To create jobs, a number of issues ought to be addressed, like reducing barriers to formalization. Job creation strategies must make it easier for businesses to migrate from the informal to the formal sector – easing records keeping and facilitating access to credits from micro finance banks. Technical and financial assistance from all tiers of government, but particularly from community based poverty alleviation agencies is crucial.

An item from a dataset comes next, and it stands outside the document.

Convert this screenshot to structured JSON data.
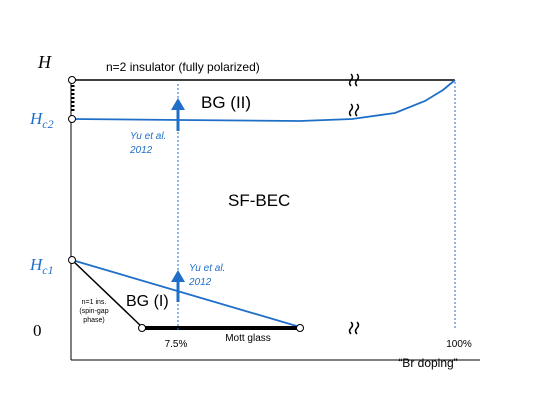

Export facilitation and standardization of products can also help to develop the private sector and create jobs. One of the greatest misnomers in international trade is the reference to leather and leatherworks produced in Kano as ‘Moroccan’ leather. The fame and financial reward went to the middle-men while those who produced the leather went unnoticed and unrewarded. Relevant agencies must promote local goods and artifacts and help local businesses produce them according to international standards. There is also a need to modernize skills and production processes of artisans and products, and professionals interested in setting up professional services such as in law, estate management, surveying, auditing, etc, must be helped in obtaining professional certification.

Today, even the usually cautious official figures show that at least 100 million Nigerians live in abject poverty, mostly in the North. Unless governments and businesses in the region develop and engage its vast human resources in various sectors of the economy on a truly epic scale, the current insecurity and poverty may lead to a complete breakdown of law and order.